Molecular interaction in two-dimensional (2D) van der Waals (vdW) interfaces has drawn tremendous attention for extraordinary materials characteristics. So far sensing characteristics of molecular interaction has been exploited extensively to reach the detection limit to a few parts-per-billion (ppb) of molecules and far less attention is given to the evolution of persistent current state due to the molecular exposure. Our study focuses on molecular memory operation of MoS₂-graphene heterostructure based field effect transistor. Metastable resistance state of the device due to the external perturbation of molecules is tuned to get a nearly relaxation free current state at much lower molecular concentration of 10 ppb to facilitate non-volatile memory features for molecular memory operation.
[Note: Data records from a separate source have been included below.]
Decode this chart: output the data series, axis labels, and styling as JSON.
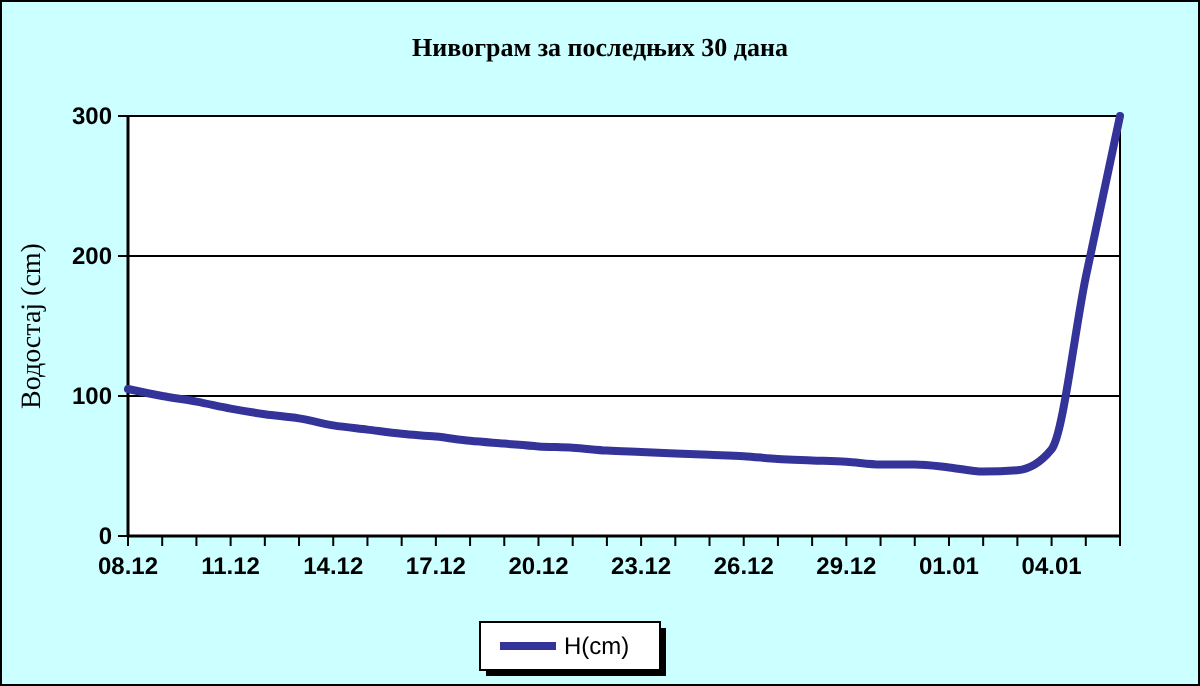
{
  "chart_data": {
    "type": "line",
    "title": "Нивограм за последњих 30 дана",
    "ylabel": "Водостај (cm)",
    "categories": [
      "08.12",
      null,
      null,
      "11.12",
      null,
      null,
      "14.12",
      null,
      null,
      "17.12",
      null,
      null,
      "20.12",
      null,
      null,
      "23.12",
      null,
      null,
      "26.12",
      null,
      null,
      "29.12",
      null,
      null,
      "01.01",
      null,
      null,
      "04.01",
      null,
      null
    ],
    "series": [
      {
        "name": "H(cm)",
        "color": "#333399",
        "values": [
          105,
          100,
          96,
          91,
          87,
          84,
          79,
          76,
          73,
          71,
          68,
          66,
          64,
          63,
          61,
          60,
          59,
          58,
          57,
          55,
          54,
          53,
          51,
          51,
          49,
          46,
          47,
          62,
          185,
          300
        ]
      }
    ],
    "ylim": [
      0,
      300
    ],
    "yticks": [
      0,
      100,
      200,
      300
    ],
    "grid": "y",
    "legend": "bottom",
    "marker": "none",
    "line_style": "solid"
  }
}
An ultrafast switching operation in milli-second order is achieved at room temperature for the fastest recovery obtained so far in any molecular sensor. The process is co-controlled both by molecular as well as external charge density.
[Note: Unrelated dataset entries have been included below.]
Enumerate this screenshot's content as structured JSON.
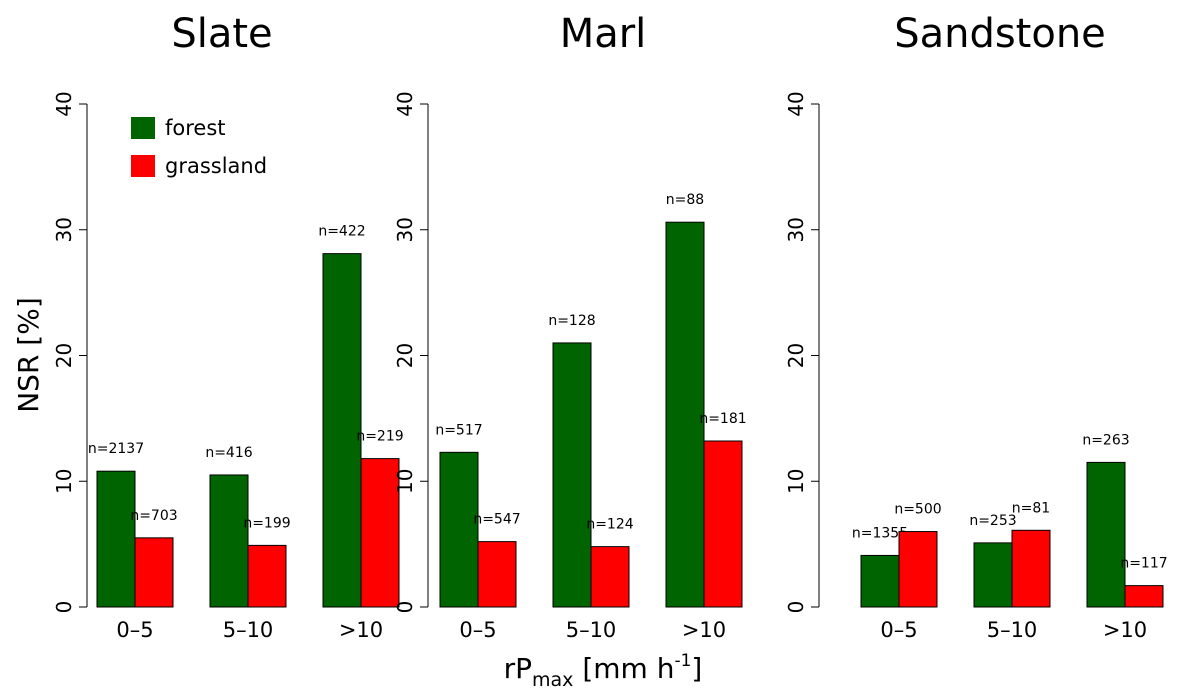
{
  "chart_data": [
    {
      "type": "bar",
      "title": "Slate",
      "y_label": "NSR [%]",
      "legend": "upper left",
      "categories": [
        "0–5",
        "5–10",
        ">10"
      ],
      "series": [
        {
          "name": "forest",
          "color": "#006400",
          "values": [
            10.8,
            10.5,
            28.1
          ],
          "labels": [
            "n=2137",
            "n=416",
            "n=422"
          ]
        },
        {
          "name": "grassland",
          "color": "#ff0000",
          "values": [
            5.5,
            4.9,
            11.8
          ],
          "labels": [
            "n=703",
            "n=199",
            "n=219"
          ]
        }
      ],
      "ylim": [
        0,
        40
      ],
      "yticks": [
        0,
        10,
        20,
        30,
        40
      ]
    },
    {
      "type": "bar",
      "title": "Marl",
      "x_label": {
        "main": "rP",
        "sub": "max",
        "unit": " [mm h",
        "sup": "-1",
        "close": "]"
      },
      "categories": [
        "0–5",
        "5–10",
        ">10"
      ],
      "series": [
        {
          "color": "#006400",
          "values": [
            12.3,
            21.0,
            30.6
          ],
          "labels": [
            "n=517",
            "n=128",
            "n=88"
          ]
        },
        {
          "color": "#ff0000",
          "values": [
            5.2,
            4.8,
            13.2
          ],
          "labels": [
            "n=547",
            "n=124",
            "n=181"
          ]
        }
      ],
      "ylim": [
        0,
        40
      ],
      "yticks": [
        0,
        10,
        20,
        30,
        40
      ]
    },
    {
      "type": "bar",
      "title": "Sandstone",
      "categories": [
        "0–5",
        "5–10",
        ">10"
      ],
      "series": [
        {
          "color": "#006400",
          "values": [
            4.1,
            5.1,
            11.5
          ],
          "labels": [
            "n=1355",
            "n=253",
            "n=263"
          ]
        },
        {
          "color": "#ff0000",
          "values": [
            6.0,
            6.1,
            1.7
          ],
          "labels": [
            "n=500",
            "n=81",
            "n=117"
          ]
        }
      ],
      "ylim": [
        0,
        40
      ],
      "yticks": [
        0,
        10,
        20,
        30,
        40
      ]
    }
  ]
}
二维（2D）范德华（vdW）界面中的分子相互作用引起了非凡的材料特性，引起了极大的关注。迄今为止，已经广泛地利用了分子相互作用的感测特性，以达到对十亿分之几（ppb）的分子的检测极限，并且由于分子暴露而对持久电流状态的演化的关注也很少。我们的研究重点是MoS _2的分子记忆操作-石墨烯异质结构的场效应晶体管。调节由于分子的外部扰动引起的器件的亚稳态电阻状态，以便在低得多的10 ppb分子浓度下获得几乎弛豫的自由电流状态，以促进用于分子存储操作的非易失性存储功能。在室温下可实现毫秒级的超快开关操作，这是迄今为止任何分子传感器中最快的恢复速度。该过程由分子以及外部电荷密度共同控制。